L'informazione è, in questo caso, politica senza alcuna mediazione e potere senza alcuna autonomia perché l'una e le altre sono nelle mani del Capo. Quindi, se non ci sono in giro carte autentiche, si possono sempre fabbricare come nel "caso Boffo". Se non si vuole correre questo rischio, si può sempre ripubblicare quel che è stato già pubblicato, metterci su un bel titolo disonorevole e ripeterlo per due settimane. Colpisci duro, qualcosa si romperà. Per sempre. Questa è la regola. Chi colpire? No problem. Sa da solo chi sono i "nemici" del suo Capo. Quel Fini, ad esempio. Subito lo definisce "il Signor Dissidente". È il dissenso che è stato chiamato a punire. Lo sa riconoscere nella sua fase aurorale. Scrive: "Il Signor Dissidente non è stato zitto. Anzi, ha parlato troppo (...) ha ribadito le critiche al governo e al suo capo, la sua contrarietà alla politica sull'immigrazione, alle posizioni della Lega in proposito, alle leggi sulle questioni etiche". Il Signor Dissidente parla? Deve essere punito. Come? Il direttore annuncia: "È sufficiente - per dire - ripescare un fascicolo del 2000 su faccende a luci rosse riguardanti personaggi di Alleanza nazionale per montare uno scandalo. Meglio non svegliare il can che dorme". (Il Giornale,14 settembre 2009).

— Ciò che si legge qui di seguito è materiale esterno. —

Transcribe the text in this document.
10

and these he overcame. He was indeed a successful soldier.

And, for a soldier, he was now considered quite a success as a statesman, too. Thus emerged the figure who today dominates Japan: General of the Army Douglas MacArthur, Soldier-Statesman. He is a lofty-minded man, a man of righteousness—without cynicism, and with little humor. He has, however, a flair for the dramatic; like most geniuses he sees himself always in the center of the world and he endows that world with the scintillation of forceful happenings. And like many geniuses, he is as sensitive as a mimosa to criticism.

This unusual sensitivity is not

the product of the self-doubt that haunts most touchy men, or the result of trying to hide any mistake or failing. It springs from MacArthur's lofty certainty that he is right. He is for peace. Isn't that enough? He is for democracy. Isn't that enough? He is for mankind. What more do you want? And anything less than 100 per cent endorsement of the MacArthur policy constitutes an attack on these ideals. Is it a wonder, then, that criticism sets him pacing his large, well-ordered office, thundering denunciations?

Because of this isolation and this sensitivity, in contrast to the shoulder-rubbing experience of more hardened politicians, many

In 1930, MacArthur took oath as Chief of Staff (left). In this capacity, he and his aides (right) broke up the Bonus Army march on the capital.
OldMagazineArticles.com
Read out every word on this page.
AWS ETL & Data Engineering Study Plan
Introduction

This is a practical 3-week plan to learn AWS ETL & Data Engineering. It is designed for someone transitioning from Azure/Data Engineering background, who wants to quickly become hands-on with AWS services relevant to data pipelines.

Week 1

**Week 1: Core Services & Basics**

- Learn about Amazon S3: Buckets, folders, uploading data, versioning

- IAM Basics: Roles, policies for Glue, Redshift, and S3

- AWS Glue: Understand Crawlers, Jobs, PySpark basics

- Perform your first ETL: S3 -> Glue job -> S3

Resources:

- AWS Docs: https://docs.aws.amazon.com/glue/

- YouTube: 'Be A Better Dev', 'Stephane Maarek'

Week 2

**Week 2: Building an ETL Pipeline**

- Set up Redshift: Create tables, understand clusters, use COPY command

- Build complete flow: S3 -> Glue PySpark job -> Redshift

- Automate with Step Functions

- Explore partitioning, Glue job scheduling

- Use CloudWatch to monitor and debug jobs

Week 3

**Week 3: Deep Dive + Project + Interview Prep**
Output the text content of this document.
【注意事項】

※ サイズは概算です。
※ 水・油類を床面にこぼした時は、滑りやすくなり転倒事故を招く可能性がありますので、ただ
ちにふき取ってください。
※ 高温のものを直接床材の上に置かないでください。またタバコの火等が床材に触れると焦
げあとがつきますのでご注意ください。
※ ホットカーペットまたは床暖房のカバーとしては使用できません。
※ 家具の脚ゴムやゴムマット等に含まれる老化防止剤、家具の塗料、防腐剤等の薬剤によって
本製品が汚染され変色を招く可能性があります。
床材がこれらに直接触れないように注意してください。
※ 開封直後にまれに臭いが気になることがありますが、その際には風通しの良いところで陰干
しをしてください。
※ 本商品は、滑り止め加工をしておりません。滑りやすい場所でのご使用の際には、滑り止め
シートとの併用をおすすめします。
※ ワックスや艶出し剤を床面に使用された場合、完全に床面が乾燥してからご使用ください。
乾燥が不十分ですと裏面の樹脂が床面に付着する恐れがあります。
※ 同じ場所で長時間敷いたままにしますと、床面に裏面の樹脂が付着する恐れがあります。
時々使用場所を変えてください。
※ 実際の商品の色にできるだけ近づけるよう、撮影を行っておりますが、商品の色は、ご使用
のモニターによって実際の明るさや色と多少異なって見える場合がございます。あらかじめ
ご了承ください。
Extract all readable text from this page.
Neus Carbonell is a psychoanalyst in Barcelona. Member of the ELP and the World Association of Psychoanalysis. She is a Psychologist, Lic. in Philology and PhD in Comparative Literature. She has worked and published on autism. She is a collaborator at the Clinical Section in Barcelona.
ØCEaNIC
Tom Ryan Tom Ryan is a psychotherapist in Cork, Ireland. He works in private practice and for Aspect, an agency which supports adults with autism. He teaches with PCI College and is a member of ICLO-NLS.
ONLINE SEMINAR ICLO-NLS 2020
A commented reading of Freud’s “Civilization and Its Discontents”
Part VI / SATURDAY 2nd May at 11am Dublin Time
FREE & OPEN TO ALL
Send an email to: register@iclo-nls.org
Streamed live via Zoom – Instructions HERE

Il "giornalismo" di Vittorio Feltri è questo: minaccia, violenza, abuso di potere. Non importa sapere qui se è anche un reato. Dopo il character assassination in serie di questi dodici mesi, ne sappiamo abbastanza per giudicare. Ora non è rilevante conoscere se a questo "assassino politico", dunque a un professionista di una "macchina politica" e non informativa, si deve riconoscere lo status di giornalista. Non glielo si può riconoscere. È un political hitman. È un altro mestiere. Non è un giornalista. Non è lui il problema. Il problema è il suo Capo. Come non è in discussione la libertà di informare o la libertà di fare un giornalismo d'inchiesta. Quel che si discute è la minaccia che precede il lavoro d'inchiesta; è un giornalismo, un finto giornalismo agitato, come nel caso di Emma Marcegaglia, quasi fosse un manganello per fare piegare il capo al malcapitato. Quel che è importante adesso sapere è quanti sono nella vita pubblica italiana coloro che, ricattati dal Capo con questi metodi, tacciono? O spaventati da questi metodi tacceranno? Con quale rassegnazione si potrà accettare un congegno che consegna al capo del governo la reputazione di chiunque, come una sovranità sulle nostre parole, pensieri, decisioni?